Non-smooth optimization

This section is concerned with problems of the form

\[\min_{x} f(x, \theta) + g(x, \lambda)\]

where \(f(x, \theta)\) is differentiable (almost everywhere), \(x\) are the parameters with respect to which the function is minimized, \(\theta\) are optional extra arguments, \(g(x, \lambda)\) is possibly non-smooth, and \(\lambda\) are extra parameters \(g\) may depend on.

Proximal gradient

jaxopt.ProximalGradient(fun[, prox, ...])

Proximal gradient solver.

Instantiating and running the solver

Proximal gradient is a generalization of projected gradient descent. The non-smooth term \(g\) above is specified by setting the corresponding proximal operator, which is achieved using the prox attribute of ProximalGradient.

For instance, suppose we want to solve the following optimization problem

\[\min_{w} \frac{1}{2n} ||Xw - y||^2 + \text{l1reg} \cdot ||w||_1\]

which corresponds to the choice \(g(w, \text{l1reg}) = \text{l1reg} \cdot ||w||_1\). The corresponding prox operator is prox_lasso. We can therefore write:

from jaxopt import ProximalGradient
from jaxopt.prox import prox_lasso

def least_squares(w, data):
  X, y = data
  residuals = jnp.dot(X, w) - y
  return jnp.mean(residuals ** 2)

l1reg = 1.0
pg = ProximalGradient(fun=least_squares, prox=prox_lasso)
pg_sol = pg.run(w_init, hyperparams_prox=l1reg, data=(X, y)).params

Note that prox_lasso has a hyperparameter l1reg, which controls the \(L_1\) regularization strength. As shown above, we can specify it in the run method using the hyperparams_prox argument The remaining arguments are passed to the objective function, here least_squares.

Numerous proximal operators are available, see below.

Differentiation

In some applications, it is useful to differentiate the solution of the solver with respect to some hyperparameters. Continuing the previous example, we can now differentiate the solution w.r.t. l1reg:

def solution(l1reg):
  pg = ProximalGradient(fun=least_squares, prox=prox_lasso, implicit_diff=True)
  return pg.run(w_init, hyperparams_prox=l1reg, data=(X, y)).params

print(jax.jacobian(solution)(l1reg))

Under the hood, we use the implicit function theorem if implicit_diff=True and autodiff of unrolled iterations if implicit_diff=False. See the implicit differentiation section for more details.

Examples

Block coordinate descent

jaxopt.BlockCoordinateDescent(fun, block_prox)

Block coordinate solver.

Contrary to other solvers, jaxopt.BlockCoordinateDescent only works with composite linear objective functions.

Example:

from jaxopt import objective
from jaxopt import prox

l1reg = 1.0
w_init = jnp.zeros(n_features)
bcd = BlockCoordinateDescent(fun=objective.least_squares, block_prox=prox.prox_lasso)
lasso_sol = bcd.run(w_init, hyperparams_prox=l1reg, data=(X, y)).params

Examples

Proximal operators

Proximal gradient and block coordinate descent do not access \(g(x, \lambda)\) directly but instead require its associated proximal operator. It is defined as:

\[\text{prox}_{g}(x', \lambda, \eta) := \underset{x}{\text{argmin}} ~ \frac{1}{2} ||x' - x||^2 + \eta g(x, \lambda).\]
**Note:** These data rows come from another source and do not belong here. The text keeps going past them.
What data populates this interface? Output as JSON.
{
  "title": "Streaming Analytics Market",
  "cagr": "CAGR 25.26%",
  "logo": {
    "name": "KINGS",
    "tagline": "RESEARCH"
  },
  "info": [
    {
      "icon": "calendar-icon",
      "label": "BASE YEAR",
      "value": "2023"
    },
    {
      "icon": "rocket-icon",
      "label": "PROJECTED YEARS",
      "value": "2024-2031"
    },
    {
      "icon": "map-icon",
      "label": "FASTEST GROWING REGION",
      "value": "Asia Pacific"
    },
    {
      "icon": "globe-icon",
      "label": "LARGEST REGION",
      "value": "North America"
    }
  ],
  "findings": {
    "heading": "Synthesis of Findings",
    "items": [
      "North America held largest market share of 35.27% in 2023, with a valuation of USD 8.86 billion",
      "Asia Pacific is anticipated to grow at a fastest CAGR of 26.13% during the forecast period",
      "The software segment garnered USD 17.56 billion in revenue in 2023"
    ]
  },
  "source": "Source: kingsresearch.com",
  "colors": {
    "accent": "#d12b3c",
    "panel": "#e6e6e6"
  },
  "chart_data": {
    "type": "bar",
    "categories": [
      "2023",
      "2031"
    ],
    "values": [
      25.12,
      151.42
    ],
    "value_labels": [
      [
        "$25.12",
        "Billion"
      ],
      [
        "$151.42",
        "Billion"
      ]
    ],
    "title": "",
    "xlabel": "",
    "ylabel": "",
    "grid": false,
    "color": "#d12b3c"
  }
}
The following operators are available.

`jaxopt.prox.make_prox_from_projection`(projection)	Transforms a projection into a proximal operator.
`jaxopt.prox.prox_none`(x[, hyperparams, scaling])	Proximal operator for \(g(x) = 0\), i.e., the identity function.
`jaxopt.prox.prox_lasso`(x[, l1reg, scaling])	Proximal operator for the l1 norm, i.e., soft-thresholding operator.
`jaxopt.prox.prox_non_negative_lasso`(x[, ...])	Proximal operator for the l1 norm on the non-negative orthant.
`jaxopt.prox.prox_elastic_net`(x[, ...])	Proximal operator for the elastic net.
`jaxopt.prox.prox_group_lasso`(x[, l2reg, scaling])	Proximal operator for the l2 norm, i.e., block soft-thresholding operator.
`jaxopt.prox.prox_ridge`(x[, l2reg, scaling])	Proximal operator for the squared l2 norm.
`jaxopt.prox.prox_non_negative_ridge`(x[, ...])	Proximal operator for the squared l2 norm on the non-negative orthant.